The next morning at the town's police station he met those leading the Portuguese investigators.
"It was like going back to the 1970s," he recalls. "Very macho. The incident room was full of cigarette smoke and there was a noticeable absence of women.
"It wasn't what I expected coming from a UK investigative perspective. There did not seem to be a lot of people around. It wasn't very busy. And that's all I saw of how they worked. I was never invited anywhere else.
"It was fraught from the word go. The detectives were very polite and measured but also suspicious of why we were there and what we were seeking to achieve. I only met Amaral on that first occasion and one further meeting. Clearly he felt he did not need my help."
Hill said he asked every day for information or a meeting with someone connected to the case.
"I had to do all the pushing. The meeting would be scheduled then, invariably, cancelled.
"If I asked about search strategies they would simply tell me they were doing everything possible. If I asked about known sex offenders they would tell me it was all in hand. I was kept at a distance. I could offer advice on predatory sex offenders and hope they would show some interest and engage, but they didn't.
"It took an awfully long time to establish even the smallest detail.
"No one ever said, 'What do you think?'. They were simply paying lip service to my presence."

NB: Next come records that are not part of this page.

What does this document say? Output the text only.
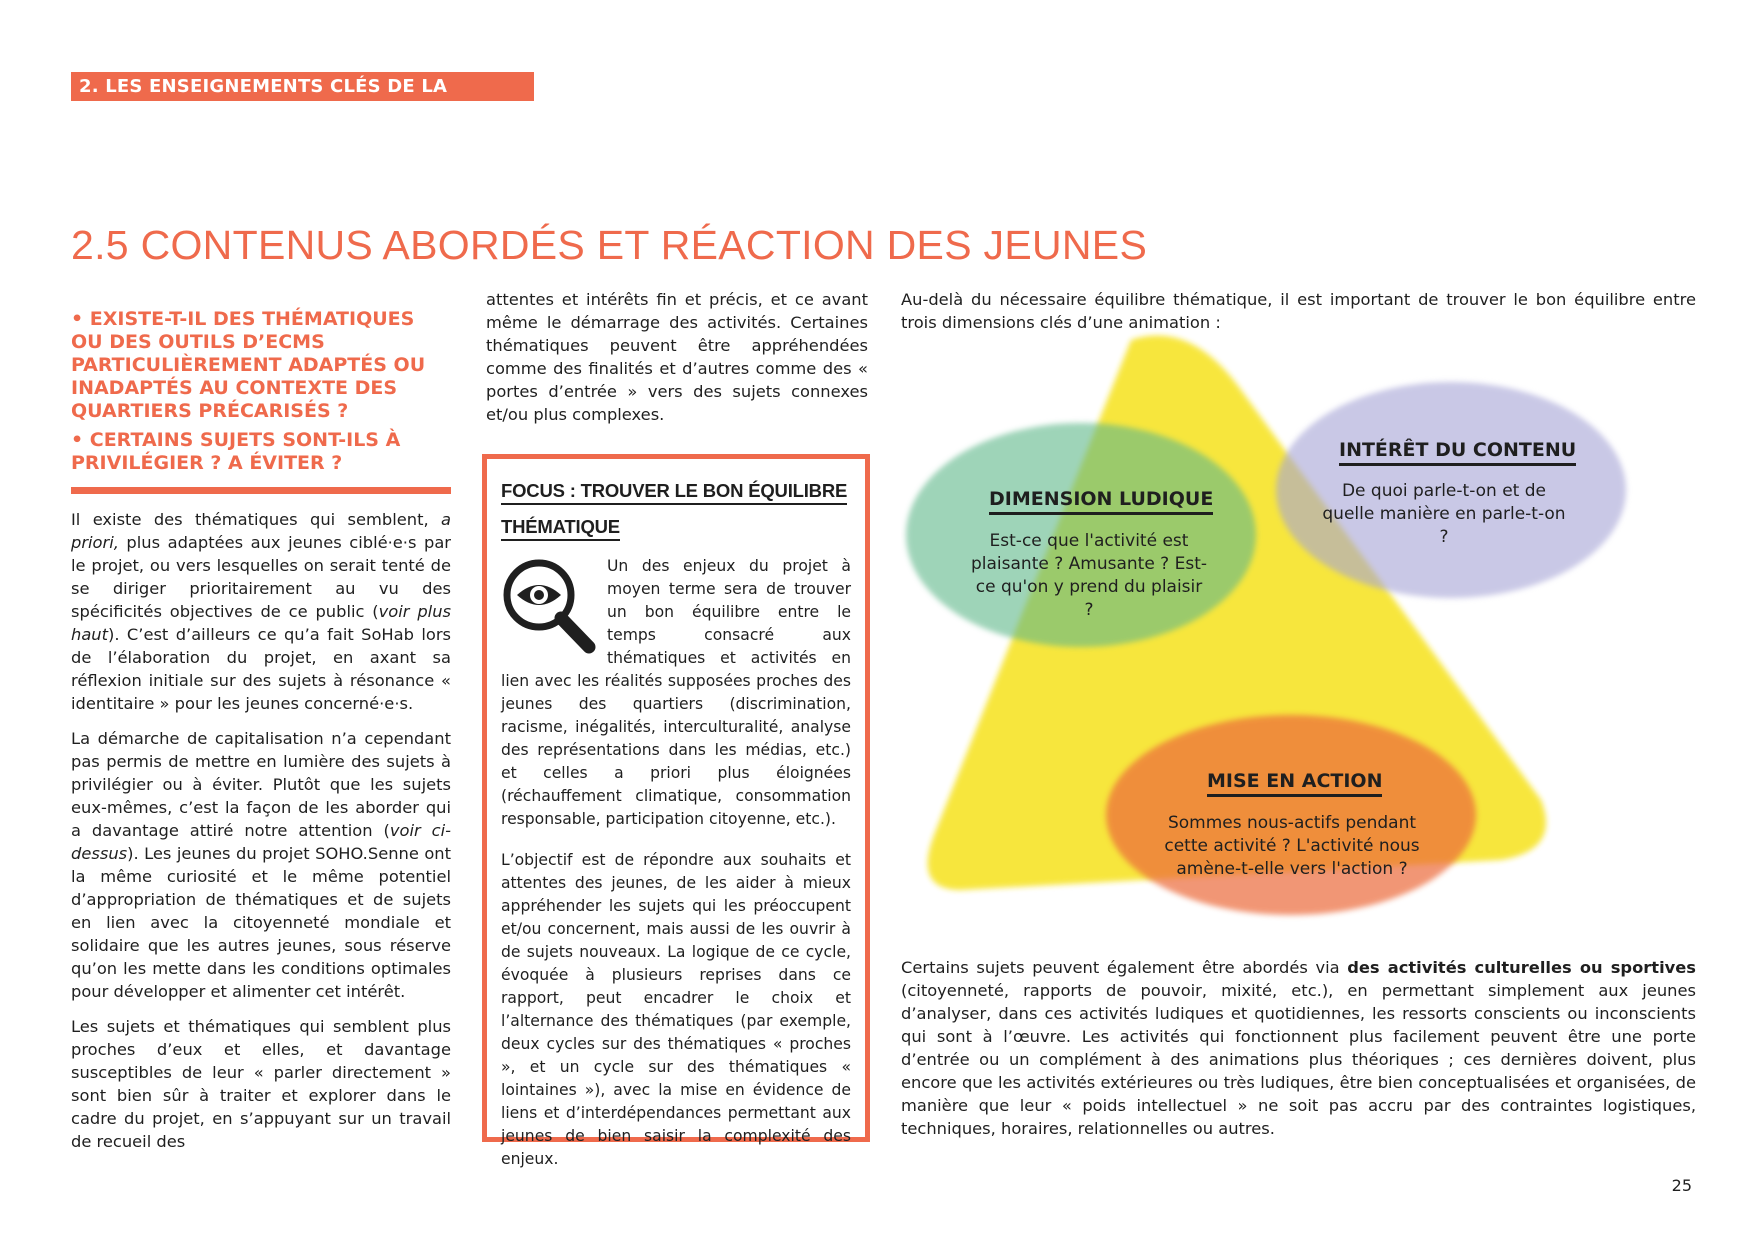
2. LES ENSEIGNEMENTS CLÉS DE LA DÉMARCHE
2.5 CONTENUS ABORDÉS ET RÉACTION DES JEUNES

• EXISTE-T-IL DES THÉMATIQUES OU DES OUTILS D’ECMS PARTICULIÈREMENT ADAPTÉS OU INADAPTÉS AU CONTEXTE DES QUARTIERS PRÉCARISÉS ?

• CERTAINS SUJETS SONT-ILS À PRIVILÉGIER ? A ÉVITER ?

Il existe des thématiques qui semblent, a priori, plus adaptées aux jeunes ciblé·e·s par le projet, ou vers lesquelles on serait tenté de se diriger prioritairement au vu des spécificités objectives de ce public (voir plus haut). C’est d’ailleurs ce qu’a fait SoHab lors de l’élaboration du projet, en axant sa réflexion initiale sur des sujets à résonance « identitaire » pour les jeunes concerné·e·s.

La démarche de capitalisation n’a cependant pas permis de mettre en lumière des sujets à privilégier ou à éviter. Plutôt que les sujets eux-mêmes, c’est la façon de les aborder qui a davantage attiré notre attention (voir ci-dessus). Les jeunes du projet SOHO.Senne ont la même curiosité et le même potentiel d’appropriation de thématiques et de sujets en lien avec la citoyenneté mondiale et solidaire que les autres jeunes, sous réserve qu’on les mette dans les conditions optimales pour développer et alimenter cet intérêt.

Les sujets et thématiques qui semblent plus proches d’eux et elles, et davantage susceptibles de leur « parler directement » sont bien sûr à traiter et explorer dans le cadre du projet, en s’appuyant sur un travail de recueil des

attentes et intérêts fin et précis, et ce avant même le démarrage des activités. Certaines thématiques peuvent être appréhendées comme des finalités et d’autres comme des « portes d’entrée » vers des sujets connexes et/ou plus complexes.

FOCUS : TROUVER LE BON ÉQUILIBRE THÉMATIQUE

Un des enjeux du projet à moyen terme sera de trouver un bon équilibre entre le temps consacré aux thématiques et activités en lien avec les réalités supposées proches des jeunes des quartiers (discrimination, racisme, inégalités, interculturalité, analyse des représentations dans les médias, etc.) et celles a priori plus éloignées (réchauffement climatique, consommation responsable, participation citoyenne, etc.).

L’objectif est de répondre aux souhaits et attentes des jeunes, de les aider à mieux appréhender les sujets qui les préoccupent et/ou concernent, mais aussi de les ouvrir à de sujets nouveaux. La logique de ce cycle, évoquée à plusieurs reprises dans ce rapport, peut encadrer le choix et l’alternance des thématiques (par exemple, deux cycles sur des thématiques « proches », et un cycle sur des thématiques « lointaines »), avec la mise en évidence de liens et d’interdépendances permettant aux jeunes de bien saisir la complexité des enjeux.

Au-delà du nécessaire équilibre thématique, il est important de trouver le bon équilibre entre trois dimensions clés d’une animation :

DIMENSION LUDIQUE
Est-ce que l'activité est plaisante ? Amusante ? Est-ce qu'on y prend du plaisir ?
INTÉRÊT DU CONTENU
De quoi parle-t-on et de quelle manière en parle-t-on ?
MISE EN ACTION
Sommes nous-actifs pendant cette activité ? L'activité nous amène-t-elle vers l'action ?

Certains sujets peuvent également être abordés via des activités culturelles ou sportives (citoyenneté, rapports de pouvoir, mixité, etc.), en permettant simplement aux jeunes d’analyser, dans ces activités ludiques et quotidiennes, les ressorts conscients ou inconscients qui sont à l’œuvre. Les activités qui fonctionnent plus facilement peuvent être une porte d’entrée ou un complément à des animations plus théoriques ; ces dernières doivent, plus encore que les activités extérieures ou très ludiques, être bien conceptualisées et organisées, de manière que leur « poids intellectuel » ne soit pas accru par des contraintes logistiques, techniques, horaires, relationnelles ou autres.

25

It was several days before they even told him they were focused on a prime suspect – British expat Robert Murat. Hill offered them advice on interview techniques, which was the only time he believes they ever really listened to him, but Murat proved to be completely innocent.

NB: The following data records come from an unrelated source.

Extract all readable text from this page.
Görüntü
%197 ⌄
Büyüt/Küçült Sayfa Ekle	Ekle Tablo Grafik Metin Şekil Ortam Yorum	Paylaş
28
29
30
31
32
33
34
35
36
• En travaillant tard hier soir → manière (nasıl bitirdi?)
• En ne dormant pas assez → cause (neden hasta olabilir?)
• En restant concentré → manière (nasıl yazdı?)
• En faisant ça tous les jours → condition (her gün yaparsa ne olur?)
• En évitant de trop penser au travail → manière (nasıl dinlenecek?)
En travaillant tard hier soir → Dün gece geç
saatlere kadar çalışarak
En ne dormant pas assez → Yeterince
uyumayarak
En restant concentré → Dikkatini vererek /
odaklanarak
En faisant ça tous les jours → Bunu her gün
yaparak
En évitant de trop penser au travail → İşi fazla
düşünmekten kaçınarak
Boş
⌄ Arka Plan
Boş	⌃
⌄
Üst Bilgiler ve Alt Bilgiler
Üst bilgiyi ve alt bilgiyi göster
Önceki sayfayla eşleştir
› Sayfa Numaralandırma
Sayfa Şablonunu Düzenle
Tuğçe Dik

No other suspects were ever mentioned to him. The McCanns only became suspects, or "arguidos", in September – another indication of how the investigation was run badly from the start.
Hill said that had Portuguese detectives been more willing to discuss the case "I would have told them the first people they needed to eliminate from the investigation is the parents or a relative". He added: "For the Portuguese to make them suspects months later was complete nonsense.
"The job had got away from them very early on and they never recovered. It was too big for them."
After 10 days of passive obstruction, Hill returned to the UK.
Difficult questions must be asked of Portuguese and British police, he said, as to why Brueckner was not properly investigated before now. He added: "When did the Portuguese know about Brueckner? And in what context? These same questions apply to the Metropolitan Police.
"The worst-case scenario for any senior investigating officer is that there is information already in their systems which would have led to an ID of the offender."
Citing US research, he said: "They looked at 75 convictions for child abduction – 70 per cent of those who carried them out were spoken to in the first 48 hours of the investigation.
"It's good to say, 'Let's go back and look again'. But that didn't happen. Madeleine still has not been found. But we must learn lessons from her case."